Morgen will unser Kanzler das Mißtrauensvotum im Bundestag stellen. Mal sehen, was bei diesem absurden Theater herauskommt. Aber es ist noch das beste, was er derzeit überhaupt machen kann, außer gleich Harakiri zu begehen. Allerdings könnte sich die Regierung aber auch gleich ein neues Volk wählen, was der selige Bert Brecht schon mal vorgeschlagen hat! Was noch besser wäre - aber welches Volk nimmt schon unsere Regierung? Sicher nicht einmal die winzige Inselrepublik Kiribati im Pazifischen Ozean!

Aber angesichts des steilen Anstiegs von Hepsisau durch das wildromantische Zipfelbachtal aufs Randecker Maar verloren die Muskeltiere nur wenige Worte zur derzeitigen politischen Misere. Der Zipfelbach, der trotz des heissen Wetters der vergangenen Tage viel Wasser führte und zum Staudammbauen einlud, beschäftigte uns weit mehr. Zum Glück hatte sich die Sonne bedeckt, als wir nach dem Aufstieg um ca. 300 Höhenmeter schweissgebadet den Wald verliessen. Es zogen sogar dunkle Wolken auf - - und glücklicherweise vorbei. Vorbei ging's auch am Otto-Hofmeister-Haus - schon aus Prinzip, denn vom Service wurden wir in der Vergangenheit schon mal gewaltig enttäuscht.

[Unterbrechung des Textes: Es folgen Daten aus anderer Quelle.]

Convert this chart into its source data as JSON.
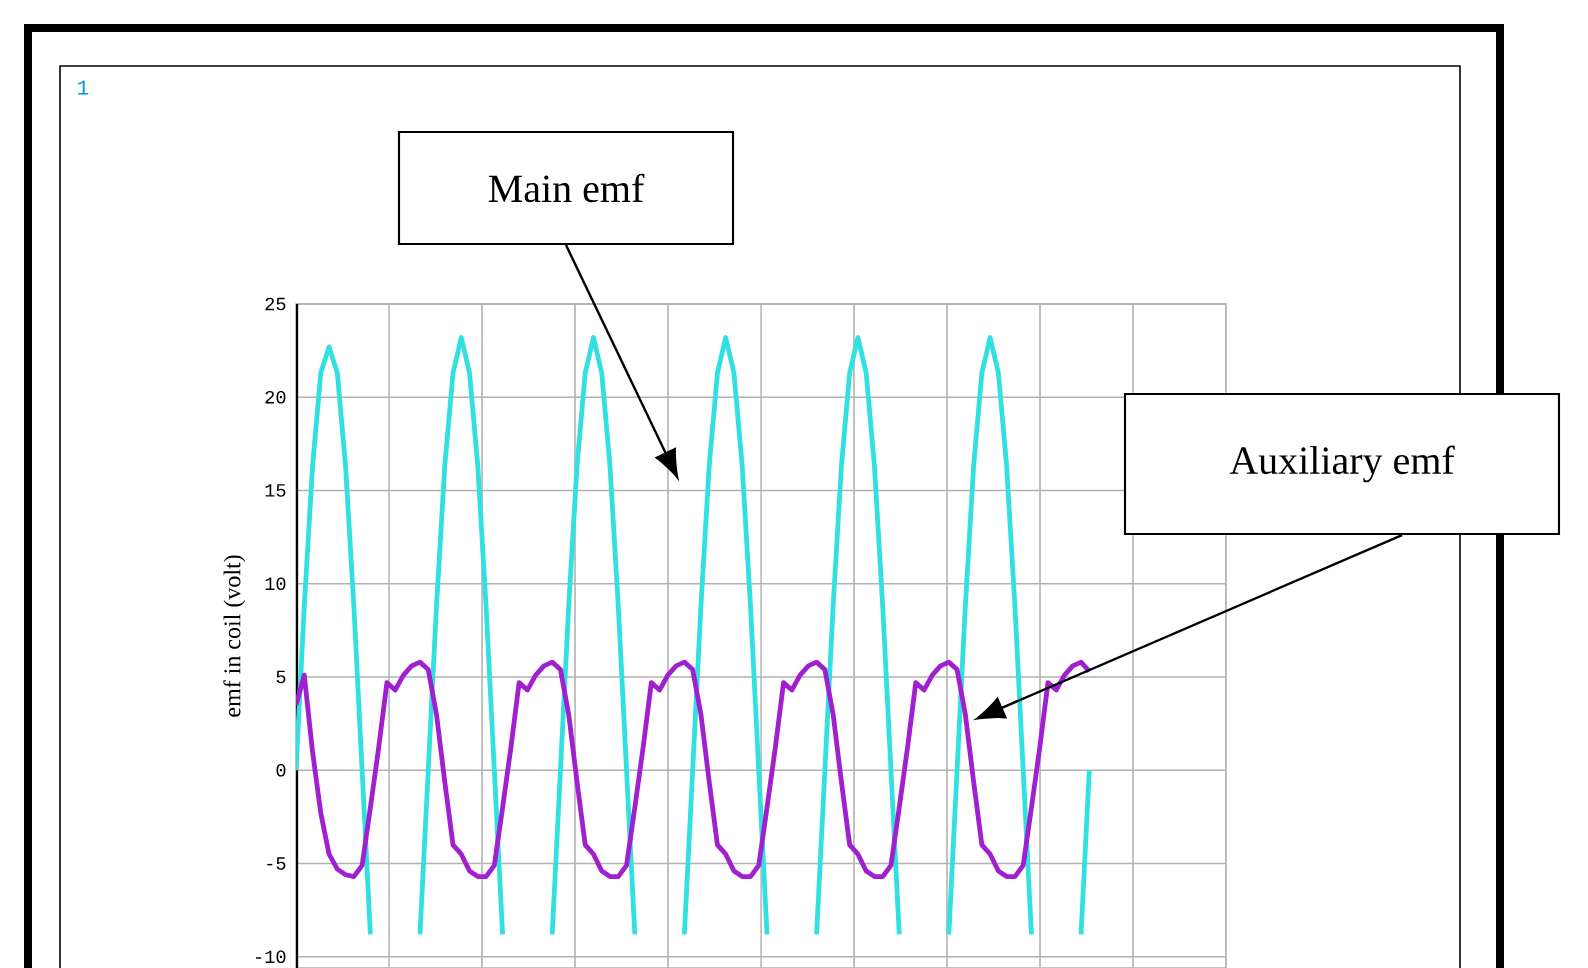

Nach Überquerung der Torfgrube stärkten wir uns mit Bier und Essen im Rössle in Ochsenwang für den Abstieg ins Tal. Was nötig war, denn der war noch steiler als der Aufstieg! Teilweise mit "Treppenstufen", die höher waren als Gerd's Kirschbaum. Wobei es sich um einen Zwergwuchs handeln soll. Die Kirschen unterwegs schmeckten so gut, dass wir uns im Dorf an einer der zahlreichen Hausverkaufsstellen noch mit einigen Kilos eindeckten.

             

Waldemar konnte diesmal leider nicht dabei sein. Wir wünschen ihm gute Besserung. Und Jannis in seinem Langzeit -Urlaub in Griechenland wünschen wir weiterhin ausreichende Gelassenheit.